At 09:59 a.m. ET, the Dow Jones Industrial Average rose 117.01 points, or 0.38%, to 30,082.62, the S&P 500 gained 15.62 points, or 0.43%, to 3,682.34 and the Nasdaq Composite gained 43.74 points, or 0.35%, to 12,420.92.
A bipartisan $908 billion coronavirus aid plan gained momentum in the Congress on Thursday after a months-long standoff between Republicans and Democrats over the size of the potential package.
The two parties also face a Dec. 11 deadline to pass a $1.4 trillion budget or risk a shutdown of the government.
Positive vaccine updates from major drugmakers have eased worries around grim economic data and a surge in infections, setting Wall Street’s main indexes for another week of gains after the benchmark S&P 500 clocked its best November.
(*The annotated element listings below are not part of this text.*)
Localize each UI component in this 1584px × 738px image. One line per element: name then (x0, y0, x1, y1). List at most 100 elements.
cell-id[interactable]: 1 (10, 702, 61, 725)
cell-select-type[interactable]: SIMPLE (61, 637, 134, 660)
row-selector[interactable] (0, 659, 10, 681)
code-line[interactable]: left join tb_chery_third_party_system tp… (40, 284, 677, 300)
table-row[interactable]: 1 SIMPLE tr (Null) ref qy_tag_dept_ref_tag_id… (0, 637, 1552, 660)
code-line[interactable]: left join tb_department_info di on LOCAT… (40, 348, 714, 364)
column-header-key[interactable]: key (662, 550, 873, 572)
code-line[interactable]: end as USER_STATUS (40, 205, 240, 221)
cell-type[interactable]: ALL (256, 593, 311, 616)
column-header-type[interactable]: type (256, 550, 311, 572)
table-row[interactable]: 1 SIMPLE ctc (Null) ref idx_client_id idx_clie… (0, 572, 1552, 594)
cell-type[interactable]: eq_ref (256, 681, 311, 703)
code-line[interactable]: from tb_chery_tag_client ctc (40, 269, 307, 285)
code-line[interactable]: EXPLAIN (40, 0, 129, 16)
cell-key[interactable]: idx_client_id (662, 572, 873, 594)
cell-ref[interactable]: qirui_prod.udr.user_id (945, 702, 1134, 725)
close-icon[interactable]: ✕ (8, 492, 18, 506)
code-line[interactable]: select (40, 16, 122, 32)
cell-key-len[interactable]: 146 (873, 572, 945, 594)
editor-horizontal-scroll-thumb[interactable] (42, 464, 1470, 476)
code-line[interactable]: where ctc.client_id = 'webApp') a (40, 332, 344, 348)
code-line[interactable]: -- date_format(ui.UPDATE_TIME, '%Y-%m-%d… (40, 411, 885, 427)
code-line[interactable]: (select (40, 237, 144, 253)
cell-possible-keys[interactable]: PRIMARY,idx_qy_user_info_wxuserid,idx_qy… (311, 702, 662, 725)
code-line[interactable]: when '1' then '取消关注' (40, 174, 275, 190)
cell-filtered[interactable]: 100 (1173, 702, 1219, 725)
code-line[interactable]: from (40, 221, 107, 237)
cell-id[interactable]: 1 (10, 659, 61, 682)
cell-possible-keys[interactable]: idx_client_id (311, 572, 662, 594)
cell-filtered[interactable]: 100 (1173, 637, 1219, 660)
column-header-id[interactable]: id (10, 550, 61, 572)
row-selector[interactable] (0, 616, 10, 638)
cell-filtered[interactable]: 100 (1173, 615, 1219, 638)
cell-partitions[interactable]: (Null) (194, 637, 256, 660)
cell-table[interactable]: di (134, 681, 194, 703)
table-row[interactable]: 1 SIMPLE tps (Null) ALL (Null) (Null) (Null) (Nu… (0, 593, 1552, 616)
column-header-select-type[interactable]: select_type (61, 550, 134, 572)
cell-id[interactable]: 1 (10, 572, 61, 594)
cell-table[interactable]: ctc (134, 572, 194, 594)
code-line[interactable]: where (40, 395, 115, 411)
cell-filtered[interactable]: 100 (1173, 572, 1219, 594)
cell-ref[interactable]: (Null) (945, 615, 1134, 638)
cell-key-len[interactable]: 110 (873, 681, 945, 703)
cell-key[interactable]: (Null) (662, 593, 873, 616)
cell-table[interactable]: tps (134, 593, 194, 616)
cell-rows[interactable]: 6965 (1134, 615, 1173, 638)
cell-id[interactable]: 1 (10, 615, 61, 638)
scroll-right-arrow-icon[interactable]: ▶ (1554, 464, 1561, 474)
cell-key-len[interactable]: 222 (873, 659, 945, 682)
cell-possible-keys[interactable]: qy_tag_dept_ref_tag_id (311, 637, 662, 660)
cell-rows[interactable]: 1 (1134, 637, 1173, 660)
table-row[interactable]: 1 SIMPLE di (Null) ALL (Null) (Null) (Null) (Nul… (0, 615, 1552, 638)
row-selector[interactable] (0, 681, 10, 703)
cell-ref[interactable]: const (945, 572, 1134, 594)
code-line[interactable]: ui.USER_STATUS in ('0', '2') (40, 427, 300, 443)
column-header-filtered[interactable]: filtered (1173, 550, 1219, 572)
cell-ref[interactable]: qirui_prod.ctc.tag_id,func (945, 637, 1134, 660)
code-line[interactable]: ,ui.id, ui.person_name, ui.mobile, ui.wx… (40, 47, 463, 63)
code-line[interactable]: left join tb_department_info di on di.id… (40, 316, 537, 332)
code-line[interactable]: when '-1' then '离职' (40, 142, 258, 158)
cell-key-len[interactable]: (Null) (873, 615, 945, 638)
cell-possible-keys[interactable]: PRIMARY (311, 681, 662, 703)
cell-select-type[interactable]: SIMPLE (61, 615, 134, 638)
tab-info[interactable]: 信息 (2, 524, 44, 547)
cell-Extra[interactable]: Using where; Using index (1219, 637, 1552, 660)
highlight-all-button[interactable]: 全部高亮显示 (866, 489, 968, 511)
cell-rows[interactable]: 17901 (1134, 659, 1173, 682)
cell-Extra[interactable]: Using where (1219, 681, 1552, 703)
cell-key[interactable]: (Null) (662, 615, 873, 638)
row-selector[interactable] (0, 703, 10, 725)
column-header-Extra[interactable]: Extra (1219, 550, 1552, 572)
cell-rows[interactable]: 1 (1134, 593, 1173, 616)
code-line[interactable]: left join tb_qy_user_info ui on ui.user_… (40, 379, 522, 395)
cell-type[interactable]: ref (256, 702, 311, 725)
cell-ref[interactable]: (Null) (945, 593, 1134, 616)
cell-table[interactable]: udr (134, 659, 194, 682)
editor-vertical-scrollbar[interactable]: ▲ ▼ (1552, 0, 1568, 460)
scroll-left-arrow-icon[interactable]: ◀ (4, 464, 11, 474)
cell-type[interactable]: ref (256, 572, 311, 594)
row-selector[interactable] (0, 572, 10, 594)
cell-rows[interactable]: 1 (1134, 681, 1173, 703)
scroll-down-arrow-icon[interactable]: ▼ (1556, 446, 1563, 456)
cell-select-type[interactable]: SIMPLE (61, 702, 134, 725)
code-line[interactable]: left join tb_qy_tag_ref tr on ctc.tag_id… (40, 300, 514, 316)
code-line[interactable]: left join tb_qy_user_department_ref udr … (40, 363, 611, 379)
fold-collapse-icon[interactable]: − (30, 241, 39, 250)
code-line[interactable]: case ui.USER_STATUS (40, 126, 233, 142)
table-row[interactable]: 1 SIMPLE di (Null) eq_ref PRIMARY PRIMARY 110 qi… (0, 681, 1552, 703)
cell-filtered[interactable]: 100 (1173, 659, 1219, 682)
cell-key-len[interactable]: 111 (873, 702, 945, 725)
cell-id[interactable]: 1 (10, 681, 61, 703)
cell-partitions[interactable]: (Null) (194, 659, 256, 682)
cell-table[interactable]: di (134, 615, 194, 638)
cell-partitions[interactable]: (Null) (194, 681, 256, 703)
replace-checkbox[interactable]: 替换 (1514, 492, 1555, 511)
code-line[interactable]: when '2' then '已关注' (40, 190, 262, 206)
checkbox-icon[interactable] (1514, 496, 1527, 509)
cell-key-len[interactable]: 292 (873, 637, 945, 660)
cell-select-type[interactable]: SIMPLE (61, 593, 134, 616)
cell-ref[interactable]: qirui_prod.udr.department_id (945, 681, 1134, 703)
The United States set single-day records for new infections and deaths on Thursday, with California’s governor saying he would impose some of the nation’s strictest stay-at-home orders in the coming days.
Shares of U.S. carriers and cruise lines including American Airlines, Norwegian Cruise Line and Carnival Corp were up between 2% and 3%.
Advancing issues outnumbered decliners by 3.5-to-1 on the NYSE and by 2.6-to-1 on the Nasdaq.
The S&P 500 posted 19 new 52-week highs and no new lows while the Nasdaq recorded 156 new highs and five new lows.